Algunas mujeres tuvieron que agarrarla para que no cayera al suelo. Parecía a punto de desvanecerse. Samuel Day bajó corriendo del altar en dirección a Max con los puños en alto. Unos cuantos hombres se abalanzaron sobre él y lo detuvieron.

El padre Mile les recriminó desde el altar:

—¡Por favor! ¡Por favor! ¡Estamos en la casa de Dios!

—¡Te voy a romper la cabeza, maldito cabrón! —gritaba Samuel Day.

Ben Respibi fue el primero en sujetar al ex policía.

—¡Tranquilízate hombre! —dijo Ben e hizo presión sobre sus hombros—. En parte, tiene parte de razón…

—¿Cómo?

—Verás, no podemos dejarla entre nosotros en ese estado. Y lo sabes.

—¡Para que lo sepáis, he encerrado a mi propia hija en el sótano! —chilló el ex policía con lágrimas en los ojos—. ¡Ami hija, joder!

Entre el tumulto, Samuel Day se echó a llorar. La gente lo ayudó a que se sentara. Su mujer se abrió paso para llegar hasta él. Lo abrazó. La tristeza invadió la iglesia. Los que aún tenían familia pensaban en los suyos. Max miró a su hermano Terens y vio como este se movía atrás y adelante con las manos entre las piernas. Los niños se observaron consternados. Cada uno de los habitantes del pueblo tenía razones por las que afligirse. Max dejó a Terens con su vecino John Middles y se acercó hasta los Day y les pidió perdón. Ben Respibi cruzó la mirada con el padre Mile. Tenían el mismo brillo en los ojos: el que nace cuando te quedas solo en el mundo y tienes que defenderte por ti mismo ante los males de la tierra. Por lo menos hasta el día en que mueras.

Si mueres.

—Tened cuidado.

Diez minutos más tarde, los hombres habían decidido salir a inspeccionar las alambradas.

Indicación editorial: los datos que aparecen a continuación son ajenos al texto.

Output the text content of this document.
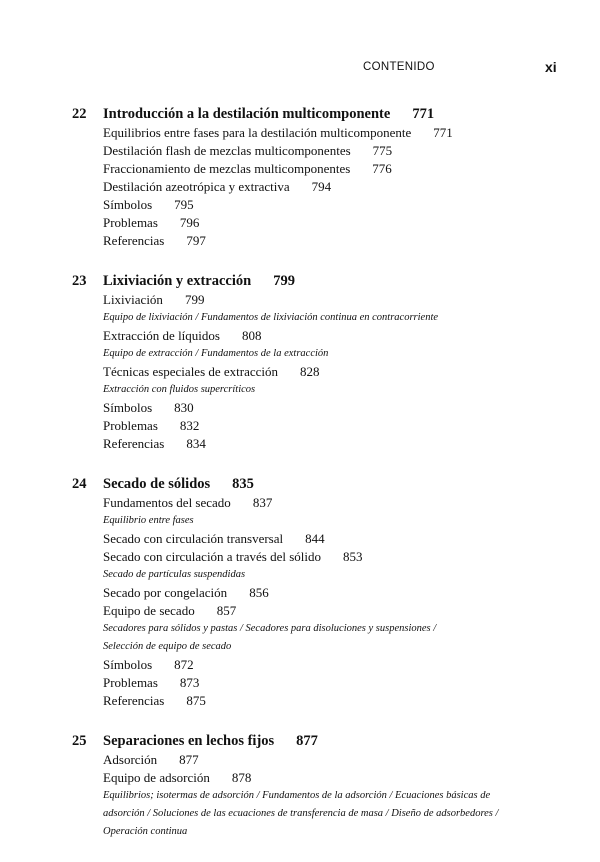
CONTENIDO	xi
22 Introducción a la destilación multicomponente 771
Equilibrios entre fases para la destilación multicomponente 771
Destilación flash de mezclas multicomponentes 775
Fraccionamiento de mezclas multicomponentes 776
Destilación azeotrópica y extractiva 794
Símbolos 795
Problemas 796
Referencias 797
23 Lixiviación y extracción 799
Lixiviación 799
Equipo de lixiviación / Fundamentos de lixiviación continua en contracorriente
Extracción de líquidos 808
Equipo de extracción / Fundamentos de la extracción
Técnicas especiales de extracción 828
Extracción con fluidos supercríticos
Símbolos 830
Problemas 832
Referencias 834
24 Secado de sólidos 835
Fundamentos del secado 837
Equilibrio entre fases
Secado con circulación transversal 844
Secado con circulación a través del sólido 853
Secado de partículas suspendidas
Secado por congelación 856
Equipo de secado 857
Secadores para sólidos y pastas / Secadores para disoluciones y suspensiones /
Selección de equipo de secado
Símbolos 872
Problemas 873
Referencias 875
25 Separaciones en lechos fijos 877
Adsorción 877
Equipo de adsorción 878
Equilibrios; isotermas de adsorción / Fundamentos de la adsorción / Ecuaciones básicas de
adsorción / Soluciones de las ecuaciones de transferencia de masa / Diseño de adsorbedores /
Operación continua
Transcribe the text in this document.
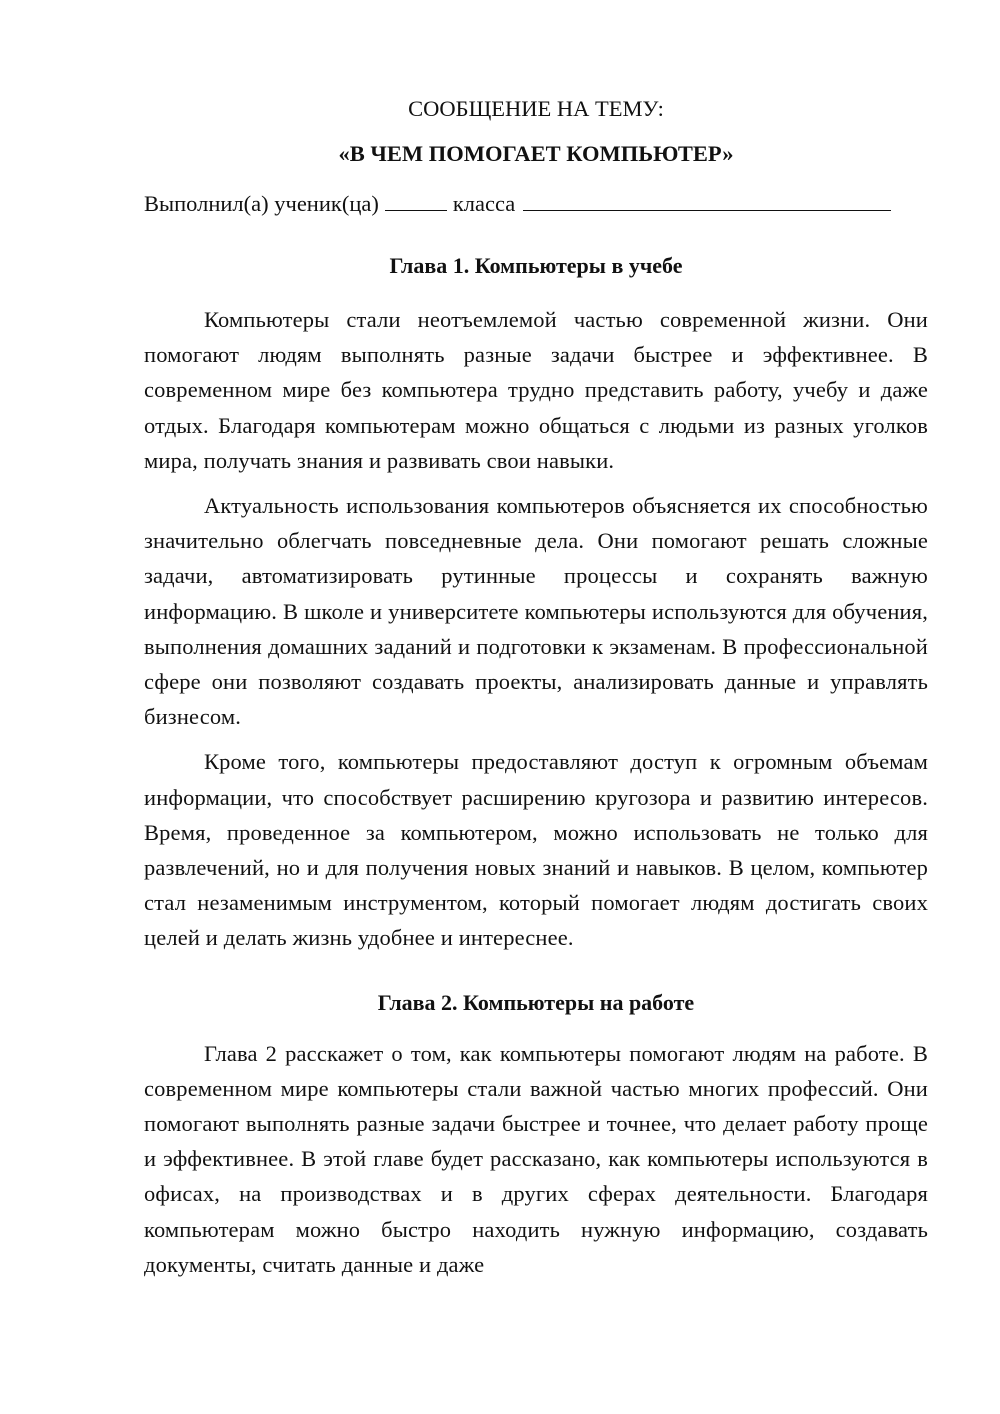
СООБЩЕНИЕ НА ТЕМУ:

«В ЧЕМ ПОМОГАЕТ КОМПЬЮТЕР»

Выполнил(а) ученик(ца)	класса

Глава 1. Компьютеры в учебе

Компьютеры стали неотъемлемой частью современной жизни. Они помогают людям выполнять разные задачи быстрее и эффективнее. В современном мире без компьютера трудно представить работу, учебу и даже отдых. Благодаря компьютерам можно общаться с людьми из разных уголков мира, получать знания и развивать свои навыки.

Актуальность использования компьютеров объясняется их способностью значительно облегчать повседневные дела. Они помогают решать сложные задачи, автоматизировать рутинные процессы и сохранять важную информацию. В школе и университете компьютеры используются для обучения, выполнения домашних заданий и подготовки к экзаменам. В профессиональной сфере они позволяют создавать проекты, анализировать данные и управлять бизнесом.

Кроме того, компьютеры предоставляют доступ к огромным объемам информации, что способствует расширению кругозора и развитию интересов. Время, проведенное за компьютером, можно использовать не только для развлечений, но и для получения новых знаний и навыков. В целом, компьютер стал незаменимым инструментом, который помогает людям достигать своих целей и делать жизнь удобнее и интереснее.

Глава 2. Компьютеры на работе

Глава 2 расскажет о том, как компьютеры помогают людям на работе. В современном мире компьютеры стали важной частью многих профессий. Они помогают выполнять разные задачи быстрее и точнее, что делает работу проще и эффективнее. В этой главе будет рассказано, как компьютеры используются в офисах, на производствах и в других сферах деятельности. Благодаря компьютерам можно быстро находить нужную информацию, создавать документы, считать данные и даже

Unas semanas atrás, Samuel Day seleccionó a los hombres que eran mañosos y sabían soldar. Comentó el tema con los hermanos Braun, los cuales poseían grúas de carga y gracias a su ayuda, y a una buena colaboración, cercaron el pueblo en poco tiempo. Por suerte, en la salida nordeste del pueblo había una infinitud de vallas amontonadas y sin colocar en lo que esperaba ser unas extraordinarias instalaciones deportivas. La obra llevaba paralizada más de dos años. Problemas entre el alcalde Barres y la constructora. Day y algunos hombres habían cargado las vallas en los camiones. Miguel Braun y su hermano más joven Pat, las habían recolocado con la ayuda de las grúas. De tal modo que pudieron acabarlo todo en un par de días, trabajando a destajo.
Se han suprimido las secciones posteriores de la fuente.